Last week the QOTD asked which seventies car had the ugliest five MPH bumpers. Daniel M. nominated the Matador sedans, and I’ll concur. Dick Teague developed some interesting federalized bumper designs, and I actually like some of his solutions (in particular, his floating bumpers on the Hornet and Matador Coupe). However, in this case he created a grille designed to distract from the bumper. An interesting concept, but unsuccessful in execution.
This sad silhouette marked the end of the road for the Matador nameplate. Paul wrote of these flanks in his Curbside Classic article “The Stench of Death.” In the article he stated, “Most Americans pined for a new Colonnade coupe, with opera windows, not a dowdy and malformed Matador sedan.”
This incendiary language compelled reader Doug Frechette to join our author ranks and write a counterpoint titled “In Defense of the 1974 Matador Sedan.” Doug stated “In addition to the startling Matador coupe, the Matador sedan for 1974 sported a crisp and fresh new nose, as well as a revised rear clip and new colors added to entice buyers into showrooms.”
Okay, it’s hard to argue with “startling Matador Coupe,” and I’ve already weighed in on that “crisp and fresh nose,” so let’s just move on.
This Matador is amazingly complete and it would seem few folk walking through our local Pick Your Part desire these parts. Given the number of Matadors I see on the road during a typical week, that’s awfully hard to believe. Someone did grab the power steering pump off this one, but the Saginaw pump used in this generation Matador could fit any number of other cars.
I should note this fine mesh grille establishes our car as a ’75-’78 Matador. The 1974 Matador Sedan had a unique grille, with a bold (striking?) vertical slat design. Given that this simple fine mesh replaced it and carried on for the Matador’s final four years, we can conclude AMC buyers preferred boring over bold.

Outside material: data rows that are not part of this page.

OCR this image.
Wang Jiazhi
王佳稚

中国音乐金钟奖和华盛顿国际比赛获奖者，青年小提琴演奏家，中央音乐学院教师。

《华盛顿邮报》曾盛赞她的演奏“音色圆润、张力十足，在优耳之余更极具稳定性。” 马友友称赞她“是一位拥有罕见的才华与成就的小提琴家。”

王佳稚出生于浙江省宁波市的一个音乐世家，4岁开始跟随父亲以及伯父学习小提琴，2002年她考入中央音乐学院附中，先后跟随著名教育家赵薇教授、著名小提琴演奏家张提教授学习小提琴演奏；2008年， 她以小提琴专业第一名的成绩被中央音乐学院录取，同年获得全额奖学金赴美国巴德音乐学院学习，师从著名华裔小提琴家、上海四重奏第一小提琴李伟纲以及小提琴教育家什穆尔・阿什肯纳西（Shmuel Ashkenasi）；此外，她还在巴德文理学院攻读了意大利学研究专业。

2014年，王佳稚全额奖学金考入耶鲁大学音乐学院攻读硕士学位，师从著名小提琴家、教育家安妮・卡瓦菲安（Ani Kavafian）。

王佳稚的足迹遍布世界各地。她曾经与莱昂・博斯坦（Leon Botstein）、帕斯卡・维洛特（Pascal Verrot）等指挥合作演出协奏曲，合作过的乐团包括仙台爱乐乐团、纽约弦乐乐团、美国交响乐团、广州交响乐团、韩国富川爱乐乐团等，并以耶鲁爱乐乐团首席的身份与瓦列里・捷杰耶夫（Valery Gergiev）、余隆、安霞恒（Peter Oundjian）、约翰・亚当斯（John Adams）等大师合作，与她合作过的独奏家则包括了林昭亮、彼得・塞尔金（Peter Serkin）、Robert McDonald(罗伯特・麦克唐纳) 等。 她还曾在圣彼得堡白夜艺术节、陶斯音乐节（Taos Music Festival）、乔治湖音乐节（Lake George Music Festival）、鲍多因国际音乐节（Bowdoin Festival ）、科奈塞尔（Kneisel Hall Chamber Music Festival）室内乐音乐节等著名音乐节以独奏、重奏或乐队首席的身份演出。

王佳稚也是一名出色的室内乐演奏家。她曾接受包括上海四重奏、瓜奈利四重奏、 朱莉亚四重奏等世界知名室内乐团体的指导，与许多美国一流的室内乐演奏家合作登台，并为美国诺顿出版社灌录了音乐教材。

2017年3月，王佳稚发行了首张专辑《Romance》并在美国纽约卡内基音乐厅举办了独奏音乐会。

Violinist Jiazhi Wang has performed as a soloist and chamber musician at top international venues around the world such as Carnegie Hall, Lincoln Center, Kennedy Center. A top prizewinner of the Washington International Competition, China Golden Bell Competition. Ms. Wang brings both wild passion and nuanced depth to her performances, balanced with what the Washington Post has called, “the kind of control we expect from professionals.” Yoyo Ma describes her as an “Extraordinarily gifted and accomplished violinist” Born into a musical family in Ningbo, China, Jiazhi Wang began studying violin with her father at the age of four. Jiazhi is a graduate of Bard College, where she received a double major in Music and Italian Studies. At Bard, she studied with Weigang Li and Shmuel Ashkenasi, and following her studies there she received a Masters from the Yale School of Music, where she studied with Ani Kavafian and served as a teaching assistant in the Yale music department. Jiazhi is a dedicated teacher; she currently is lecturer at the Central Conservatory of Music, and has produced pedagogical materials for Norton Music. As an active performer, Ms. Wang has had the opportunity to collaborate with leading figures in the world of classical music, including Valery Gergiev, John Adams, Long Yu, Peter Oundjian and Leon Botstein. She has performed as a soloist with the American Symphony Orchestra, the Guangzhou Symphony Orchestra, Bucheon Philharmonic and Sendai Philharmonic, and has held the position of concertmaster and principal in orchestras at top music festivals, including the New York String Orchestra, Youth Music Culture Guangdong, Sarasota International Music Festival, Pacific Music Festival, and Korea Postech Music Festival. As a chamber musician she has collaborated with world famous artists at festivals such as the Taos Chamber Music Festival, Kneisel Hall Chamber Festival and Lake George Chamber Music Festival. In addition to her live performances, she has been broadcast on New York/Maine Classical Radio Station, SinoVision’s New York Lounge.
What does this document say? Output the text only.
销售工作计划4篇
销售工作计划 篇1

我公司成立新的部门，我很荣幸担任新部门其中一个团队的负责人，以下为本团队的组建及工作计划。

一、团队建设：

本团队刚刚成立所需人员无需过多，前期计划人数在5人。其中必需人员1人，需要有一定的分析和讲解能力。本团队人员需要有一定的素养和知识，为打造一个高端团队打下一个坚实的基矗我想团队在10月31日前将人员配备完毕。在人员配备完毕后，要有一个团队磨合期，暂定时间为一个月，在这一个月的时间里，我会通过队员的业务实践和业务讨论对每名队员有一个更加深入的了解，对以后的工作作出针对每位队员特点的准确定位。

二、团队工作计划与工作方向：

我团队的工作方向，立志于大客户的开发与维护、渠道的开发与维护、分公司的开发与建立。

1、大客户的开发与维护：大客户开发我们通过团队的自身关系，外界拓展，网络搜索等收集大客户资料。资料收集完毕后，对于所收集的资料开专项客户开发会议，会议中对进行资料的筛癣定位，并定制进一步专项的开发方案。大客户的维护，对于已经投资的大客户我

This interior shot also emphasizes how few folks are grabbing parts off mid-seventies Matadors. Other than the steering wheel and shaft, pretty much everything’s there. I’m amazed a car at the junkyard has so many quality interior pieces. The dash pad appears complete, and is crack free. It may be the only California car of this vintage possessing a striation free dash pad. This car must have spent a huge part of its life in a covered space to look this good.
Did I say “Looks good”? Perhaps I should go with “looks unmolested.” It’s hard to gaze upon this disco era interior and feel anything but nauseated.
Another noteworthy image: the factory emissions is sticker still on the driver’s window. It’s remarkable it survived through forty years of window winding, but also strange that no owner bothered removing it with a simple swipe of a single edge blade SOMETIME in the car’s life. Perhaps this image most clearly defines AMC four door sedan owners–people with such little emotional investment in their cars that they can ignore a peeling government sticker for four decades.
So concludes this Junkyard review. Sometime in the next six months, this hulk will head for the crusher, marking the end of the road for this end of the road model.